What do you do? If you really want to know, you teach them that hitting is unacceptable. If my kids hit each other even once, the car would be pulled over and there would be consequences (nonviolent consequences ... don't want you to get the wrong idea). For example, if we were going somewhere fun, we would no longer go.

Oh, if only it were that easy. The kickers are normally 2 or 3 years old rf. A difficult age and often they are being carted around from place to place for the older kids. Yes, if my big kids hit each other they get in trouble but the fighting isn't typically on the way somewhere fun. Its when we've already had a long day and they are likely grumpy b/c I didn't buy them something or other at the store I dragged them through. Then DS dares to climb in before DD and block her path and the world falls apart. My 3 year old can be down right mean to my 5 and 7 year olds. Now she is getting old enough for "consequences", but stopping the behavior outright is a process in the works. It just gets crazy when you cram all these kids in a small space and then drive to some boring place or drive to pick up tired kids from school. At least in my case, its just a matter of positioning everyone where they will be happiest. They all like their spots now and are sitting by their preferred sibling. It just means I load a baby through the back.

It is a sight loading that way. Some of my friends were laughing that it looked like I stuck her in the trunk. I'm just waiting for someone to call the police when they think that's what I did.
 

christineka

New member
Interesting... When I had trouble with this years ago, I was chastised for not parenting my child properly... (Because apparently a bunch of strangers can see all I do through what I report in text via internet.) Anyway, I did the discipline thing and that combined with staggering seats worked for the most part. If kids were fighting close to home, I'd pull over and make them walk. (I'm talking around the corner and 1/4 of a block.) In the middle of no civilization, I'd pull over and refuse to move until the fighting ceased. Rearranging kids and staggering seats had the most effect. In my van I can stagger the second row seats so that rfing kid on outboard seat really can't get to middle kid. or vice versa.
 

brelza

Member
Yup we went through it. It lasted about a month but no longer happens. I guess my 2y/o thought it was no longer fun. Good luck. My only advice is to just keep trying different ways to see what works best for you
 

leighi123

Active member
I have issues with T kicking in the car, and I don't have the option of moving seats, as the set up I have when I have all 3 is the only thing that fits (Multi-tech, RF XTSL, FF RXT).
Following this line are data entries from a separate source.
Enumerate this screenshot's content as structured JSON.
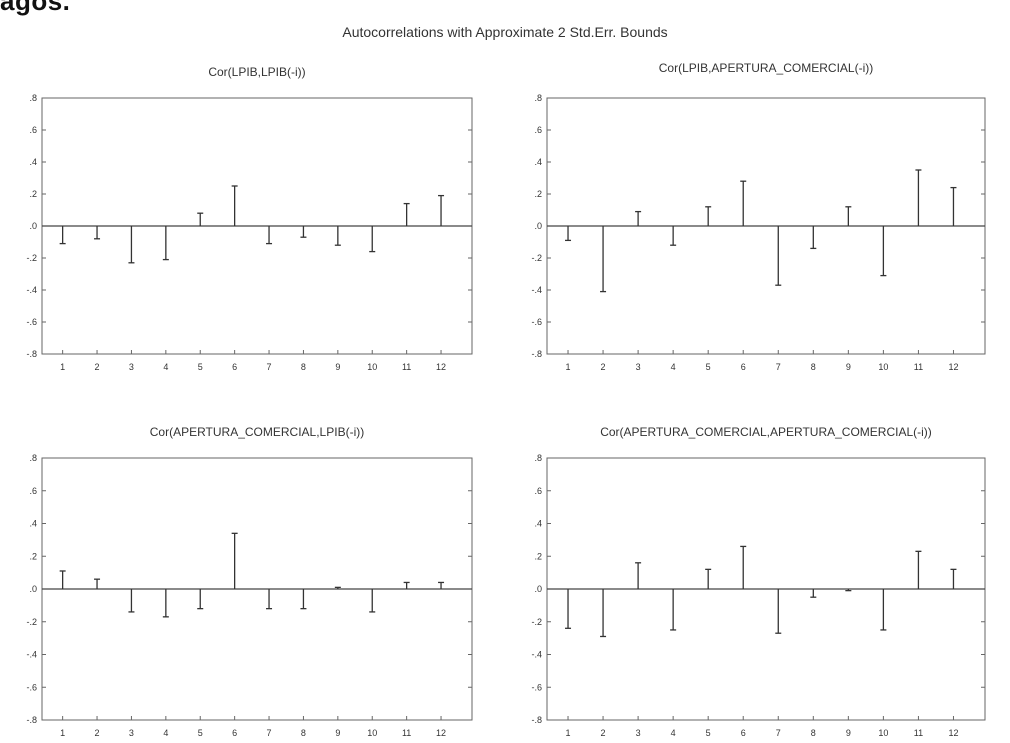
{
  "heading": "agos.",
  "suptitle": "Autocorrelations with Approximate 2 Std.Err. Bounds",
  "chart_data": [
    {
      "type": "bar",
      "title": "Cor(LPIB,LPIB(-i))",
      "categories": [
        "1",
        "2",
        "3",
        "4",
        "5",
        "6",
        "7",
        "8",
        "9",
        "10",
        "11",
        "12"
      ],
      "values": [
        -0.11,
        -0.08,
        -0.23,
        -0.21,
        0.08,
        0.25,
        -0.11,
        -0.07,
        -0.12,
        -0.16,
        0.14,
        0.19
      ],
      "ylim": [
        -0.8,
        0.8
      ],
      "yticks": [
        0.8,
        0.6,
        0.4,
        0.2,
        0.0,
        -0.2,
        -0.4,
        -0.6,
        -0.8
      ],
      "ytick_labels": [
        ".8",
        ".6",
        ".4",
        ".2",
        ".0",
        "-.2",
        "-.4",
        "-.6",
        "-.8"
      ]
    },
    {
      "type": "bar",
      "title": "Cor(LPIB,APERTURA_COMERCIAL(-i))",
      "categories": [
        "1",
        "2",
        "3",
        "4",
        "5",
        "6",
        "7",
        "8",
        "9",
        "10",
        "11",
        "12"
      ],
      "values": [
        -0.09,
        -0.41,
        0.09,
        -0.12,
        0.12,
        0.28,
        -0.37,
        -0.14,
        0.12,
        -0.31,
        0.35,
        0.24
      ],
      "ylim": [
        -0.8,
        0.8
      ],
      "yticks": [
        0.8,
        0.6,
        0.4,
        0.2,
        0.0,
        -0.2,
        -0.4,
        -0.6,
        -0.8
      ],
      "ytick_labels": [
        ".8",
        ".6",
        ".4",
        ".2",
        ".0",
        "-.2",
        "-.4",
        "-.6",
        "-.8"
      ]
    },
    {
      "type": "bar",
      "title": "Cor(APERTURA_COMERCIAL,LPIB(-i))",
      "categories": [
        "1",
        "2",
        "3",
        "4",
        "5",
        "6",
        "7",
        "8",
        "9",
        "10",
        "11",
        "12"
      ],
      "values": [
        0.11,
        0.06,
        -0.14,
        -0.17,
        -0.12,
        0.34,
        -0.12,
        -0.12,
        0.01,
        -0.14,
        0.04,
        0.04
      ],
      "ylim": [
        -0.8,
        0.8
      ],
      "yticks": [
        0.8,
        0.6,
        0.4,
        0.2,
        0.0,
        -0.2,
        -0.4,
        -0.6,
        -0.8
      ],
      "ytick_labels": [
        ".8",
        ".6",
        ".4",
        ".2",
        ".0",
        "-.2",
        "-.4",
        "-.6",
        "-.8"
      ]
    },
    {
      "type": "bar",
      "title": "Cor(APERTURA_COMERCIAL,APERTURA_COMERCIAL(-i))",
      "categories": [
        "1",
        "2",
        "3",
        "4",
        "5",
        "6",
        "7",
        "8",
        "9",
        "10",
        "11",
        "12"
      ],
      "values": [
        -0.24,
        -0.29,
        0.16,
        -0.25,
        0.12,
        0.26,
        -0.27,
        -0.05,
        -0.01,
        -0.25,
        0.23,
        0.12
      ],
      "ylim": [
        -0.8,
        0.8
      ],
      "yticks": [
        0.8,
        0.6,
        0.4,
        0.2,
        0.0,
        -0.2,
        -0.4,
        -0.6,
        -0.8
      ],
      "ytick_labels": [
        ".8",
        ".6",
        ".4",
        ".2",
        ".0",
        "-.2",
        "-.4",
        "-.6",
        "-.8"
      ]
    }
  ]
}
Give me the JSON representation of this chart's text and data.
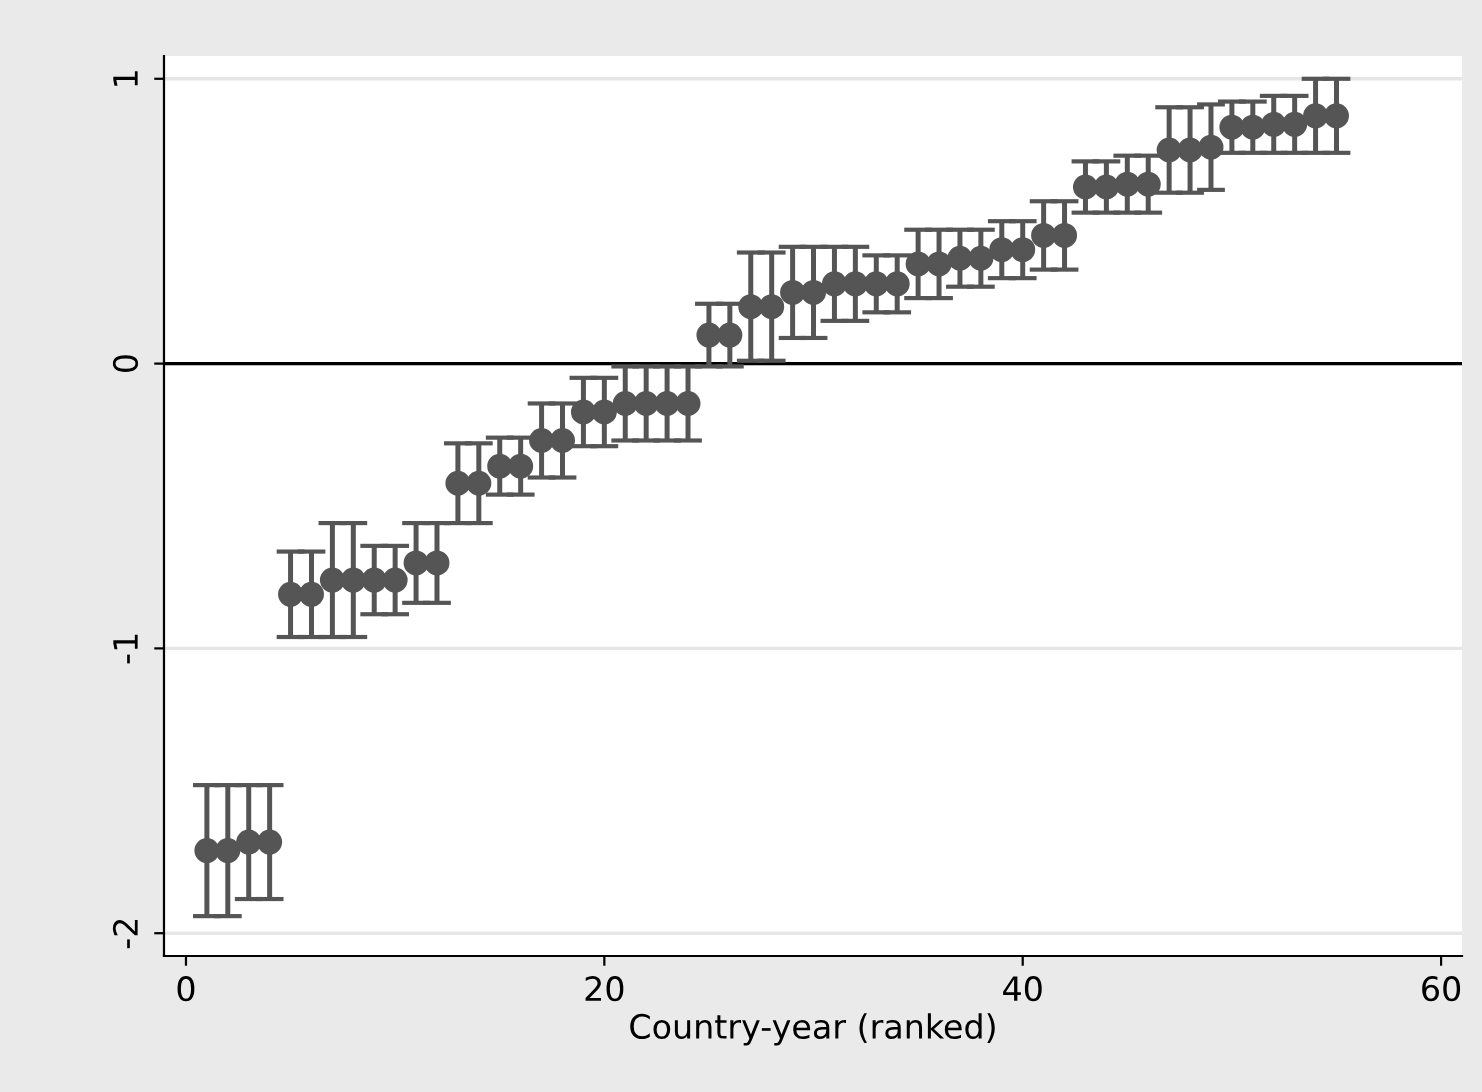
{
  "chart_data": {
    "type": "scatter",
    "xlabel": "Country-year (ranked)",
    "x": [
      1,
      2,
      3,
      4,
      5,
      6,
      7,
      8,
      9,
      10,
      11,
      12,
      13,
      14,
      15,
      16,
      17,
      18,
      19,
      20,
      21,
      22,
      23,
      24,
      25,
      26,
      27,
      28,
      29,
      30,
      31,
      32,
      33,
      34,
      35,
      36,
      37,
      38,
      39,
      40,
      41,
      42,
      43,
      44,
      45,
      46,
      47,
      48,
      49,
      50,
      51,
      52,
      53,
      54,
      55
    ],
    "values": [
      -1.71,
      -1.71,
      -1.68,
      -1.68,
      -0.81,
      -0.81,
      -0.76,
      -0.76,
      -0.76,
      -0.76,
      -0.7,
      -0.7,
      -0.42,
      -0.42,
      -0.36,
      -0.36,
      -0.27,
      -0.27,
      -0.17,
      -0.17,
      -0.14,
      -0.14,
      -0.14,
      -0.14,
      0.1,
      0.1,
      0.2,
      0.2,
      0.25,
      0.25,
      0.28,
      0.28,
      0.28,
      0.28,
      0.35,
      0.35,
      0.37,
      0.37,
      0.4,
      0.4,
      0.45,
      0.45,
      0.62,
      0.62,
      0.63,
      0.63,
      0.75,
      0.75,
      0.76,
      0.83,
      0.83,
      0.84,
      0.84,
      0.87,
      0.87
    ],
    "errors": [
      0.23,
      0.23,
      0.2,
      0.2,
      0.15,
      0.15,
      0.2,
      0.2,
      0.12,
      0.12,
      0.14,
      0.14,
      0.14,
      0.14,
      0.1,
      0.1,
      0.13,
      0.13,
      0.12,
      0.12,
      0.13,
      0.13,
      0.13,
      0.13,
      0.11,
      0.11,
      0.19,
      0.19,
      0.16,
      0.16,
      0.13,
      0.13,
      0.1,
      0.1,
      0.12,
      0.12,
      0.1,
      0.1,
      0.1,
      0.1,
      0.12,
      0.12,
      0.09,
      0.09,
      0.1,
      0.1,
      0.15,
      0.15,
      0.15,
      0.09,
      0.09,
      0.1,
      0.1,
      0.13,
      0.13
    ],
    "color": "#555555",
    "marker": "circle",
    "xlim": [
      -1.05,
      61
    ],
    "xticks": [
      0,
      20,
      40,
      60
    ],
    "ylim": [
      -2.08,
      1.08
    ],
    "yticks": [
      -2,
      -1,
      0,
      1
    ],
    "grid": "y",
    "ref_lines": [
      {
        "axis": "y",
        "value": 0,
        "color": "#000000"
      }
    ]
  }
}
I take Levi and T's shoes off, and turn the radio up on a station they don't like (super loud classical music or something). T kicks both boys, they all scream and yell, and I ignore them all, and eventually they all get bored of that and start singing, repeating obnoxious phrases, or playing some sort of weird game. When they stop, I turn the radio to a normal volume on the kids station.


Without shoes, T can't do too much actual damage to the boys, and neither of them can reach to retaliate too badly, and they all figured out that I'm not going to do anything. I let them work it out, and its way faster than me telling them to stop (while someone is crying/yelling), or pulling over making the trip longer...

Its a headache, but I've learned to tune it out.
 

Dorothy

New member
Oh, if only it were that easy. The kickers are normally 2 or 3 years old rf. A difficult age and often they are being carted around from place to place for the older kids. Yes, if my big kids hit each other they get in trouble but the fighting isn't typically on the way somewhere fun. Its when we've already had a long day and they are likely grumpy...
Yes! I pull over when there's a safe place, but there's often no handy spot where we drive. I have tried telling them they'll lose a privilege at our destination, but this usually happens on our way home at the end of the day. Supper and bedtime aren't bargaining chips, ya know?